Termino de día sin saber cuando empezó, o tal vez en un atardecer de marzo, o bien pudo haber sido en una mañana sin planes, vacía, sin futuro donde la incertidumbre realmente era lo más seguro. Lo más refrescante quizás es saber que te encuentras en tierras lejanas y que ya no eres una carga para mí… para nadie. 25 de Octubre 2008 Fue en una iglesia, y mientras el coro tocaba sus notas más agudas te reconocí, entregado en tus oraciones, entregado, dispuesto a pagar las culpas que atormentaban a tu corazón, me viste y no pudiste ocultar tu alegría, pero los tiempos eran otros, difícilmente imagine en ese momento lo que vendría después, sin embargo estaba dispuesta a hacerlo, en pro de mi familia, con el único fin que más tarde, muy tarde descubrirías.
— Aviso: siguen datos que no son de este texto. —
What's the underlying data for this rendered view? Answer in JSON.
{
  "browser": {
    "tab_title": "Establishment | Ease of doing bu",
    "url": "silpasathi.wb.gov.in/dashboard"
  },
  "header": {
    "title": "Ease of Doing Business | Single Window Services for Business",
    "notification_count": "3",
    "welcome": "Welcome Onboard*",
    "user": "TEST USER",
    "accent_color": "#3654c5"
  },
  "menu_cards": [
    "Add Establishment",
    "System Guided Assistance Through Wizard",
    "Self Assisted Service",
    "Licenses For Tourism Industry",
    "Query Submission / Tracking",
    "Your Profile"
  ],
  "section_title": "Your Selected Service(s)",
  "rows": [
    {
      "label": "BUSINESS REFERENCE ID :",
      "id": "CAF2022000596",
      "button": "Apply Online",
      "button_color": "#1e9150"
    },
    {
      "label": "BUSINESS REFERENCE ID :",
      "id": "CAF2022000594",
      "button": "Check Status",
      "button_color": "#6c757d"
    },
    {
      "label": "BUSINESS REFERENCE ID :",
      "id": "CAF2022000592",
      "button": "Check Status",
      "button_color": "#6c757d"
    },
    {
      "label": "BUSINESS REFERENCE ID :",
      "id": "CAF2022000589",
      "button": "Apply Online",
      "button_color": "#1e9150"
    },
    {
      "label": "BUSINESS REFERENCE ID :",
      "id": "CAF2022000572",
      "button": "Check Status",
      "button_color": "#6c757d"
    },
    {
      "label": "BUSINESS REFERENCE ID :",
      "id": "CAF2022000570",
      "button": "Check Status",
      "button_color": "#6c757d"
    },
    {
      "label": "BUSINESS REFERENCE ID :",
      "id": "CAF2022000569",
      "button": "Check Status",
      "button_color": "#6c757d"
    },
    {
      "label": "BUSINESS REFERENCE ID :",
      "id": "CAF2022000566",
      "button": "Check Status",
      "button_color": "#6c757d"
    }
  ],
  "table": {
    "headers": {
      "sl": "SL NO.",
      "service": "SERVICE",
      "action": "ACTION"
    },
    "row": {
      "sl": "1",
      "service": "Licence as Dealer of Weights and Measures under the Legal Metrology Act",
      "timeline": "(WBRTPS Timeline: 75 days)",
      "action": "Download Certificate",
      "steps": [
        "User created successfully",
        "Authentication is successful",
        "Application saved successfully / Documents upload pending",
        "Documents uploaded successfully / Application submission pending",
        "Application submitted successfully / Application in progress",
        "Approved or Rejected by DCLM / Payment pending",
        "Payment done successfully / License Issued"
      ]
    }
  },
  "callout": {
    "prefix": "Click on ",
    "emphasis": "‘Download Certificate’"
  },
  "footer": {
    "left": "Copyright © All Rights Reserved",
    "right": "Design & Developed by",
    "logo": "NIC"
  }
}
Y me entregué en un viernes de copas, en un hotel barato, después de quedarnos de ver en aquella estación, en esa donde siempre, en esa… en ese nuestro lugar, en ese donde todos y nadie nos vio. Tomaste el teléfono y con tono de preocupación preguntaste por tus hijos, hipócrita, si a tu lado estaba yo besando tu cabello, y la culpa entonces te embargo y la seriedad en tu duro rostro se marco por esa expresión que aún me da miedo, de esa expresión muerta. Y la burla dejo de ser tu preocupación, ahora era el dinero quien llenaba tu cabeza y tus noches de ansiedad, sí, recuerda esas malditas noches, esas cuando deseaste morirte por no encontrar la salida de aquel agujero en el que tus oraciones te metieron. Frente a la imagen de nuestro señor llorabas y rezabas, y pedías una respuesta, repetías sentencias que difícilmente algún día entenderás, siempre supiste que nunca te perdonarían, nunca. Quisiste cómpralos entonces, con dinero como sólo tú sabías hacerlo, y nunca te diste cuenta que siempre necesitaron tu atención y que esa no se podía sustituir con simples monedas, pero tú no tuviste la culpa porque nunca te ensañaron a hablar, porque fuiste un sujeto expuesto a la dureza de la vida y al desprecio de su familia, nunca te mostraron amor. Y aquel cuento, aquella fantasía que llamabas familia se desmorono a cada instante con cada una de tus acciones, en un efecto que nunca pudiste controlar, era tu destino y a el no le pudiste escapar; el desprecio de antaño entonces fue un amargo karma que hubiste de pagar, que pagaste, que estas pagando.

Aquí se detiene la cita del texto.